If this sounds familiar, I’m afraid I don’t have a quick fix here, but what I can say is that with time, patience and love, you can at least become aware of how you address yourself internally, and catch yourself in time to change the conversation. I literally say ‘no!’ to myself when I catch myself doing it, and force myself to change my attitude. Zero tolerance. We can choose better thoughts.
In time, I have become better overall and show myself much more forgiveness than I might have done before. I also tell myself ‘I love you’. Sounds crazy but it honestly works. Right now I have stepped that up a little; ‘you are safe, you are well, you are doing great, I love you and I’ve got you’.
6. Embrace your inner child.
With true joy comes playfulness, you can’t even help it. Allowing yourself some time to play is key. Create a couple of hours in your week where you do something you really love. Doesn’t matter what it is. Right now, that might mean cooking your favourite dinner or listening to your favourite album. Where possible, try to inject those things into your world.
Once you allow your natural curiosity to unfurl, its very easy to start to follow the trail of breadcrumbs (perhaps just online for now) to figure out what truly lights you up (if this is something you are still working on). Another good compass is to observe where you can feel yourself feeling jealous of something. Jealousy; whilst not our favourite emotion, is a sign of frustration with ourselves. So what is your jealousy telling you that deep down you feel like you might like to do?

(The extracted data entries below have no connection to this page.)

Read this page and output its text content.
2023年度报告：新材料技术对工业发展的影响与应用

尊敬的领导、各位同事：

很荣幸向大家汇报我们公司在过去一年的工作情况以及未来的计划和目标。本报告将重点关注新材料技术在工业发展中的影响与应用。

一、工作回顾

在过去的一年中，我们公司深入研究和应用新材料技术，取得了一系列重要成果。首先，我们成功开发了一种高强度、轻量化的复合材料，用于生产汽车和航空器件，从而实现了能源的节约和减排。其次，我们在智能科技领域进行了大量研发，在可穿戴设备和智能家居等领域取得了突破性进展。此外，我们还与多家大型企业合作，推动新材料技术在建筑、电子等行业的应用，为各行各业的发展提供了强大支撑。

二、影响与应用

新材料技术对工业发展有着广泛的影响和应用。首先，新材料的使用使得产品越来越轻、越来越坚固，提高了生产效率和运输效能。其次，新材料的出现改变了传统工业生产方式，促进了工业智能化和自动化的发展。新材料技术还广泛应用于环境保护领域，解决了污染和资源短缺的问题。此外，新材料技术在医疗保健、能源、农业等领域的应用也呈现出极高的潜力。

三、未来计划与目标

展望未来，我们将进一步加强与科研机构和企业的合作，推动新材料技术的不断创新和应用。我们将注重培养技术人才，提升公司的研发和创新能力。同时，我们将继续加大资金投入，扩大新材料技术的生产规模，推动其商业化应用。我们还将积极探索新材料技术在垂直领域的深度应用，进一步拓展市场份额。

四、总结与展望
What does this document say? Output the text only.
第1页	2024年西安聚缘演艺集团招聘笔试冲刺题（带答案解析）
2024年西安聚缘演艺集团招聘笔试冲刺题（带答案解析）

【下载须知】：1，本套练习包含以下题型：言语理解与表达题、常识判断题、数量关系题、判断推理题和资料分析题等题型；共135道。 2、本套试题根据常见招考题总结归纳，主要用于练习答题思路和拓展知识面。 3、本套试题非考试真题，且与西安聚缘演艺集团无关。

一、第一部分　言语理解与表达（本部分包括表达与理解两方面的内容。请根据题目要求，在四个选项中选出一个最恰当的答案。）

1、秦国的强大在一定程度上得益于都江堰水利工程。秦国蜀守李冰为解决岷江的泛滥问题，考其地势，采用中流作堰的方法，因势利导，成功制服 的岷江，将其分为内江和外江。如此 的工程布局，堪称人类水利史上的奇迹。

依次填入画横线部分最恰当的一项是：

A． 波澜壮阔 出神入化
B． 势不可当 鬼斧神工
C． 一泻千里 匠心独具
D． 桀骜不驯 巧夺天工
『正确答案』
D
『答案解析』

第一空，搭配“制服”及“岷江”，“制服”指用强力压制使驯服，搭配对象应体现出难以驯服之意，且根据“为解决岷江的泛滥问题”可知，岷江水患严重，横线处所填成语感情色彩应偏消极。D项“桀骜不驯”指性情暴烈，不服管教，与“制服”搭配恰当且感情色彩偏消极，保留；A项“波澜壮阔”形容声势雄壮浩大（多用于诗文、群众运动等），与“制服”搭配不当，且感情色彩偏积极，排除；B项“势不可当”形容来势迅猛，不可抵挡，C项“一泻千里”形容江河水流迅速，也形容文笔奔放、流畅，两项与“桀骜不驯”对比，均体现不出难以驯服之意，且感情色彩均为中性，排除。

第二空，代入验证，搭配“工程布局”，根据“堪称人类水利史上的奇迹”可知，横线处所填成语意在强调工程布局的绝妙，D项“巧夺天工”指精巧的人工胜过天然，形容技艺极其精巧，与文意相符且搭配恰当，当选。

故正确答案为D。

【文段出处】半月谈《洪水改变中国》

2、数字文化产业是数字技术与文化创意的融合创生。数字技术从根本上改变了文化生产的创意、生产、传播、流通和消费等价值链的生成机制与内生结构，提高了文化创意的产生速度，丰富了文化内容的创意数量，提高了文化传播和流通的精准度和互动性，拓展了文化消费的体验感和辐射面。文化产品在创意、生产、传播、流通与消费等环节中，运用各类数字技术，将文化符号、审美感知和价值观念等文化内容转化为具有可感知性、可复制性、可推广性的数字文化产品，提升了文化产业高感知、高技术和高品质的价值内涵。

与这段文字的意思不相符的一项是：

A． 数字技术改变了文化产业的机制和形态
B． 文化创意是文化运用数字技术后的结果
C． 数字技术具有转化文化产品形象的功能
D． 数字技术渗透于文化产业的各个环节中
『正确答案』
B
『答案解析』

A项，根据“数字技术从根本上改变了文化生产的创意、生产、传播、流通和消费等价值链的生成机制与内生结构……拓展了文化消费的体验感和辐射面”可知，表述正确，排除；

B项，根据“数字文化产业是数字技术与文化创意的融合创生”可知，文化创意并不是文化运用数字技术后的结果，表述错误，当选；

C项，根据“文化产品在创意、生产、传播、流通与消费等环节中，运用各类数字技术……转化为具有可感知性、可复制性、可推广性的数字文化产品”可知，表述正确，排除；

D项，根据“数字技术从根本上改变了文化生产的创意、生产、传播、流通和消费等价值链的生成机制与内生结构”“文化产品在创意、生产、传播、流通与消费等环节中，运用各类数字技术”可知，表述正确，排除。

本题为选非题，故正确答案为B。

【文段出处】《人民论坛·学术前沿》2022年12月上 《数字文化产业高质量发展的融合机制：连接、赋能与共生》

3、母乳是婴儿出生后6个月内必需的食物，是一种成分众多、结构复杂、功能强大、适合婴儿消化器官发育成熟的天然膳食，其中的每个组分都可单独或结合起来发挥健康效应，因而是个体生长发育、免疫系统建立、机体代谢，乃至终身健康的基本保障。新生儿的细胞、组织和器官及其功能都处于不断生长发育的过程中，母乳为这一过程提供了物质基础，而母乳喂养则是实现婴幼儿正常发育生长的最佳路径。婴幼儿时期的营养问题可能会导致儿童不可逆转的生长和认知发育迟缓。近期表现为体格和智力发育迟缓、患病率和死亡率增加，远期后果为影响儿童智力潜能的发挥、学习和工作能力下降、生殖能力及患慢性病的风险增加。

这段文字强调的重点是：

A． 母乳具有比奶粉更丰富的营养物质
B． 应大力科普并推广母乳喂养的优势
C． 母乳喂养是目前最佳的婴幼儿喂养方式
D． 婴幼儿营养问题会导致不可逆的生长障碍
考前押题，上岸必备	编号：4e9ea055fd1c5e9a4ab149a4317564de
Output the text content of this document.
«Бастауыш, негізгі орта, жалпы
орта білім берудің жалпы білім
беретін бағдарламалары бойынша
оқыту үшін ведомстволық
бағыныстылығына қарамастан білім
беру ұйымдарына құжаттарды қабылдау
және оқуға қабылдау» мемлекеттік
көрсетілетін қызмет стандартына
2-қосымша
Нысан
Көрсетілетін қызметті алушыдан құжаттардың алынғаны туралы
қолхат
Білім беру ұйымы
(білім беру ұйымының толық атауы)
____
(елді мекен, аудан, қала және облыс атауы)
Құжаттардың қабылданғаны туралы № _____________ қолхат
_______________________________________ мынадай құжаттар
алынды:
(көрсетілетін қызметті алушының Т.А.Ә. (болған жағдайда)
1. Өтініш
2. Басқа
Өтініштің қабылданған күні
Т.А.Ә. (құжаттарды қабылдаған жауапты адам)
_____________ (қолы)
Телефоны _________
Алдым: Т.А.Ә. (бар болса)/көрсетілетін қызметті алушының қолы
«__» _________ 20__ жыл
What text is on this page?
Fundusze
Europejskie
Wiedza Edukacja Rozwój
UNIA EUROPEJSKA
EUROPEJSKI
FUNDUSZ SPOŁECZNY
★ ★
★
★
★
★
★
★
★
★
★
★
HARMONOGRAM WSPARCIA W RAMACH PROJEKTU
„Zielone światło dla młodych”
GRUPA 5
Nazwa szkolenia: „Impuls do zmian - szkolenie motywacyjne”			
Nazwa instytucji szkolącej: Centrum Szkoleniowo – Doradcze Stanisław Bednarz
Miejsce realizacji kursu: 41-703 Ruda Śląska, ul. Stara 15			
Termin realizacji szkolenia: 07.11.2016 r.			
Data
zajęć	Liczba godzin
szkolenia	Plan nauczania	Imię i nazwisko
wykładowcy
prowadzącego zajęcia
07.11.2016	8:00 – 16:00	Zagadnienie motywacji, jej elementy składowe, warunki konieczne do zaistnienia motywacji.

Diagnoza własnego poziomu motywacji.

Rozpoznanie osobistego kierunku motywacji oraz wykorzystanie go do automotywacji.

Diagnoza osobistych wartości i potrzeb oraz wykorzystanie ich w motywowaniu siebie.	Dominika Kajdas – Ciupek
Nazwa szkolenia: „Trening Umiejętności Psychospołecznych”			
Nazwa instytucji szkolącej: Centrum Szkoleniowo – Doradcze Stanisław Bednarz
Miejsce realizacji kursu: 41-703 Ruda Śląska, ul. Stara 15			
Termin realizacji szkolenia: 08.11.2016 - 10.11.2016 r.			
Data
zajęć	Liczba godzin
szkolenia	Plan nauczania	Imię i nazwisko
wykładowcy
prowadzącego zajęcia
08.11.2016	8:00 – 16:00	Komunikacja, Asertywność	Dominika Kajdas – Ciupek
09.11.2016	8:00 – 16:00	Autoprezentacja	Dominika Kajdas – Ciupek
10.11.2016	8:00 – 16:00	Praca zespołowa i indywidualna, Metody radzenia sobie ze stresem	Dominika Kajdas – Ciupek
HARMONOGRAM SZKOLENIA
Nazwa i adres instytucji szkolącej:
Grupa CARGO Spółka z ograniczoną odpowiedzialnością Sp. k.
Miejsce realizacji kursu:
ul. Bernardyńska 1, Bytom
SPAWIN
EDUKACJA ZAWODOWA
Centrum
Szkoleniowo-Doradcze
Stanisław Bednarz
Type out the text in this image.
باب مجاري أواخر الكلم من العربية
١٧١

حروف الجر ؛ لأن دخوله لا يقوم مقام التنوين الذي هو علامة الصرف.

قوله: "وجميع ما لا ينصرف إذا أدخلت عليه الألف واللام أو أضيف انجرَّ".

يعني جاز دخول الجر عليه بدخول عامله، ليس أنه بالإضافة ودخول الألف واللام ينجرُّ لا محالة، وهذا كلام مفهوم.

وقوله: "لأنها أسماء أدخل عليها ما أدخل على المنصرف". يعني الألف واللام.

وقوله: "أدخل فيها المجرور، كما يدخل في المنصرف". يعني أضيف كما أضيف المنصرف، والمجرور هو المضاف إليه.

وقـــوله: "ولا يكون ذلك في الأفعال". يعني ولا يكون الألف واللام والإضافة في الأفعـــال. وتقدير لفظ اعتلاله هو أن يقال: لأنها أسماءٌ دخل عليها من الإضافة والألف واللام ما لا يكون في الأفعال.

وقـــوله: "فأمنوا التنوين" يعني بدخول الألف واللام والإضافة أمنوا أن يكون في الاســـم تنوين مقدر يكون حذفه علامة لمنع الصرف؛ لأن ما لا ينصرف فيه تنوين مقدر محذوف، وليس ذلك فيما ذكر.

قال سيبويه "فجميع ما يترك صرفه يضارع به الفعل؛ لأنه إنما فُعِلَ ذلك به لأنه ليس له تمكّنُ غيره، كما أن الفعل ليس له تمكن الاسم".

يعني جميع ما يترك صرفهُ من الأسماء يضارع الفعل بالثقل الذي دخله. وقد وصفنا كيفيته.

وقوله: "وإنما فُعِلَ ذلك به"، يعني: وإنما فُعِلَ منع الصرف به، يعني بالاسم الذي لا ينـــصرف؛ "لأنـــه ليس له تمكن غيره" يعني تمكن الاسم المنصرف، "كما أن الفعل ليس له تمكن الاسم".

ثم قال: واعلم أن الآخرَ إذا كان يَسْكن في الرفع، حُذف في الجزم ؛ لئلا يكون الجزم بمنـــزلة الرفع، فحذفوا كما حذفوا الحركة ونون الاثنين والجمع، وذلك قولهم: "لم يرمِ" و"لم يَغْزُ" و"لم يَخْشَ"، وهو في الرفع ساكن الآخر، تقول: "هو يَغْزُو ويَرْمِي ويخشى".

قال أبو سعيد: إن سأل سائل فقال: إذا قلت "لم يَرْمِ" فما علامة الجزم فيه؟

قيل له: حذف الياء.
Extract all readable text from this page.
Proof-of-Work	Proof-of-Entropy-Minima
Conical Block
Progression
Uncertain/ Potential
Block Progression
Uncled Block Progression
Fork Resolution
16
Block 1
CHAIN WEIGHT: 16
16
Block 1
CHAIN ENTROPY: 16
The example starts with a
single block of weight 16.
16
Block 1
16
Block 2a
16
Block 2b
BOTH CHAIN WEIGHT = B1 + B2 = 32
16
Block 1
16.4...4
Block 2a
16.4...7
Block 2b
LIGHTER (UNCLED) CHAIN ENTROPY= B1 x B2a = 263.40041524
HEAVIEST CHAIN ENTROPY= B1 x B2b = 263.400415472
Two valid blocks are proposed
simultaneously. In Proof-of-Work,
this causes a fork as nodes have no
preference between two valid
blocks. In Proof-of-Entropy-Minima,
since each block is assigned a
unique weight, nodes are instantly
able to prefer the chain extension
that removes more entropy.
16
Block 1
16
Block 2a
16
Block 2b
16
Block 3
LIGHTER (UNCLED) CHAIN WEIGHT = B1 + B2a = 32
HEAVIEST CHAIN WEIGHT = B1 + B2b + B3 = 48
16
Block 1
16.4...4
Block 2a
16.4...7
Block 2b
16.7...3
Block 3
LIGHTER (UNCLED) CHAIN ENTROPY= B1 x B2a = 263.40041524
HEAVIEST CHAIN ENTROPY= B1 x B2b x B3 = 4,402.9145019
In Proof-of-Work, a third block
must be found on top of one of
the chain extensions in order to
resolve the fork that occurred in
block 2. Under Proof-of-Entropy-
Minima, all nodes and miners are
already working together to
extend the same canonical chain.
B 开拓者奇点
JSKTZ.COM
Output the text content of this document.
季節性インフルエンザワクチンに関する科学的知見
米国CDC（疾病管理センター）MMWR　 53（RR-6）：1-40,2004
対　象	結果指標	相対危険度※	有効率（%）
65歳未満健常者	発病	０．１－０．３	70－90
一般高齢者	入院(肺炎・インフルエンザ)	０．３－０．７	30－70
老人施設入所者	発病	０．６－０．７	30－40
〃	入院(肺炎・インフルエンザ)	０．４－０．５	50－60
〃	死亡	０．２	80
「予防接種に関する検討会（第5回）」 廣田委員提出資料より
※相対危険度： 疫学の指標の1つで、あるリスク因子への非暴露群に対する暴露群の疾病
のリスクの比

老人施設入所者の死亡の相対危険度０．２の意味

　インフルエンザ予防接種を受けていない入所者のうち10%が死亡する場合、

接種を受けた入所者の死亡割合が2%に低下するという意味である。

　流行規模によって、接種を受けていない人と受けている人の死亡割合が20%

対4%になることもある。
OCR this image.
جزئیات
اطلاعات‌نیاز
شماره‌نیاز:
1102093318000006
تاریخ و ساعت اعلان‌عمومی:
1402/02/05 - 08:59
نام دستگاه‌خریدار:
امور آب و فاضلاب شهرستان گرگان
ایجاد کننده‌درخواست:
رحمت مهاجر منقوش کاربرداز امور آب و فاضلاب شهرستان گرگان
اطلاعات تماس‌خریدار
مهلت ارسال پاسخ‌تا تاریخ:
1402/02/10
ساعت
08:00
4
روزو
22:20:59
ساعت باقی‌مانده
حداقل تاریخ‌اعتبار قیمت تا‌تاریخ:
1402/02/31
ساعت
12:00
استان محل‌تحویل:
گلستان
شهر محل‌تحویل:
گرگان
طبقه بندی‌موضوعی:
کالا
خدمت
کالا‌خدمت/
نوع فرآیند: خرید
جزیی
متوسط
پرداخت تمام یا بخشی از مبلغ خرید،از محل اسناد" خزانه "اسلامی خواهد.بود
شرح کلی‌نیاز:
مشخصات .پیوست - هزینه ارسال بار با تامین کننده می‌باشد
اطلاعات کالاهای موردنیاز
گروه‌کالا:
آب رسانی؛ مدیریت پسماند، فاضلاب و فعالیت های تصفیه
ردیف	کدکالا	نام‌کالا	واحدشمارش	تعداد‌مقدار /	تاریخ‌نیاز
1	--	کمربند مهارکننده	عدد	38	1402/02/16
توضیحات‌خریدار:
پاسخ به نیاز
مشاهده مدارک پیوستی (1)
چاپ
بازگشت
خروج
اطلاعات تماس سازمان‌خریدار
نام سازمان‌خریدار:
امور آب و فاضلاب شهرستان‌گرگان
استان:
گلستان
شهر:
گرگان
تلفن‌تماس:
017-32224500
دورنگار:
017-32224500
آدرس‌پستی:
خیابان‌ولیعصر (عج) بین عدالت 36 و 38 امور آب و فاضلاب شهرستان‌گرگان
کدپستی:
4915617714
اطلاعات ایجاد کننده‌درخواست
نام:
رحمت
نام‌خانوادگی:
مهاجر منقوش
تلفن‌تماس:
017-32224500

Ultimately what I am trying to say here, is that it’s wonderful to have desires to live your best life and to work towards that, but that I promise you, it will all start to fall into line once you keep a firm check on the spiritual house you live within day to day.
I accept this moment with complete gratitude. Gratitude for my safety and gratitude for the love of those near and far. I also take this moment of time as a chance to learn and perhaps do a little remodelling, and work on the next build phase of my inner space.